Belan, también conocido como “Magg”, nació en Letonia pero tiene pasaporte ruso, según el FBI. El FSB reclutó a Belan en parte proporcionándole información que lo ayudó a evitar ser detectado por la policía, según la acusación. Rápidamente pagó por la ayuda recibida con acceso a la red informática de Yahoo. A principios de 2014 ya los había ayudado a entrar al sistema de Yahoo y desde allí al centro de control interno de las cuentas de correo de Yahoo, la herramienta que la empresa utilizaba para administrar cambios en las cuentas, como nuevas contraseñas.

Eso les permitió ver cosas como cuentas de correo electrónico de recuperación, indicando empresas e instituciones específicas de interés para el FSB, lo que les ayudó a detectar cuáles de las cuentas robadas podrían ser de mayor utilidad. En noviembre o diciembre de ese año, según la acusación, copió y exportó un respaldo de la base de datos de usuarios de Yahoo.
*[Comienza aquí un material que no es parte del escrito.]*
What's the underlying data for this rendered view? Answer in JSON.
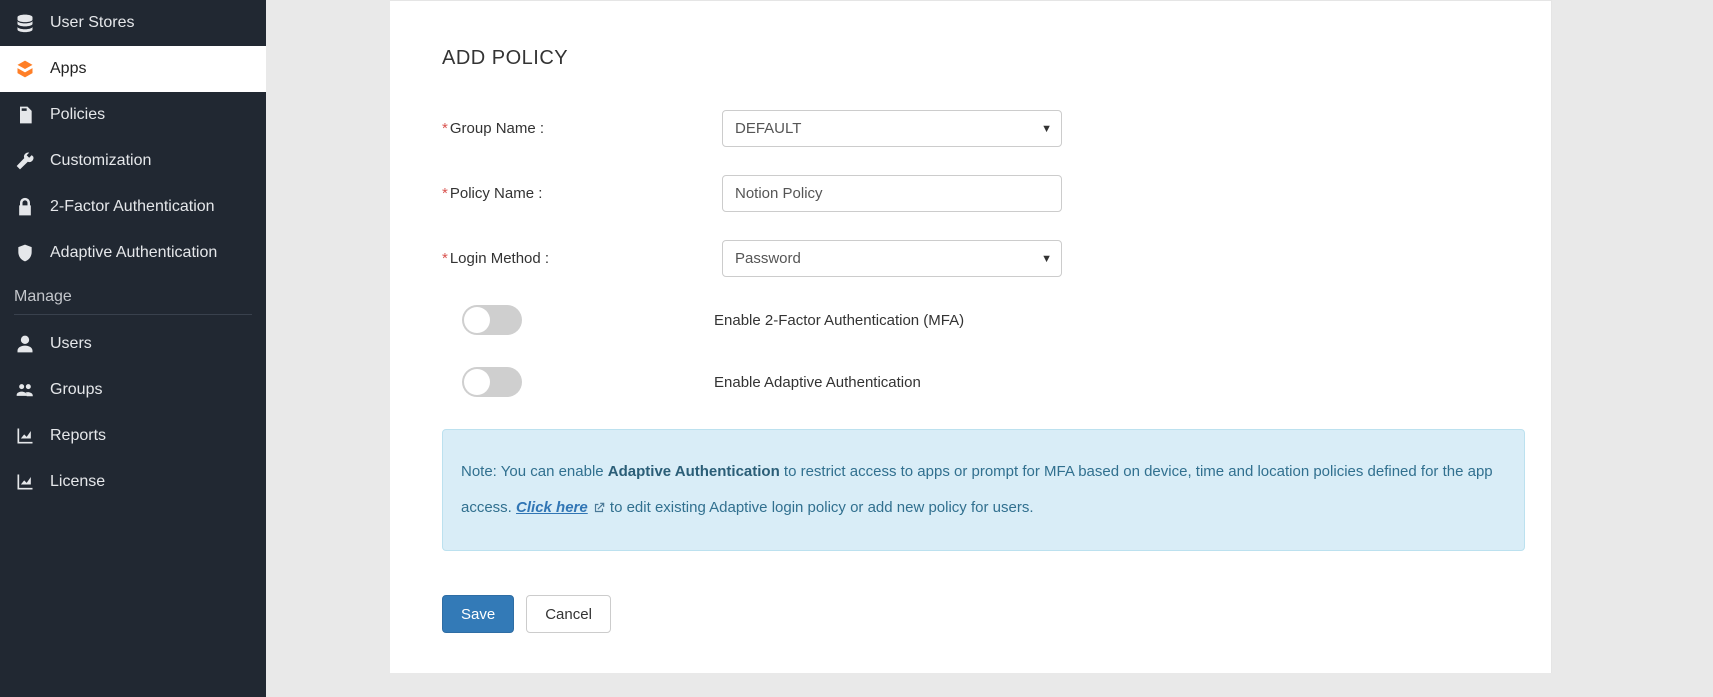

Los hackers luego usaron la base de datos para falsificar credenciales, engañando a los servidores de Yahoo para que los reconocieran como un titular de cuenta que había permanecido conectado. La maniobra, llamada cookie minting, les permitió leer el contenido de unas 6.500 cuentas de Yahoo sin siquiera necesitar una contraseña o un nombre de usuario.

Prueba de lo difícil que puede ser detectar una intrusión, el ataque tuvo lugar desde 2015 hasta finales de 2016. Muchos de los objetivos eran rusos: periodistas, empleados de una empresa rusa de seguridad cibernética y funcionarios, incluso alguien descrito como experto en entrenamiento físico que trabaja para el Ministerio de Deportes. (El Departamento de Justicia no reveló los nombres de víctimas, sólo proporcionó descripciones generales).

La lista también incluyó a 14 empleados de una firma suiza de banca bitcoin, un funcionario de juegos de azar de Nevada, un alto ejecutivo de una importante aerolínea estadounidense, un directivo en Shanghái de un empresa de capital privado estadounidense y el director de tecnología de una empresa de transporte francesa.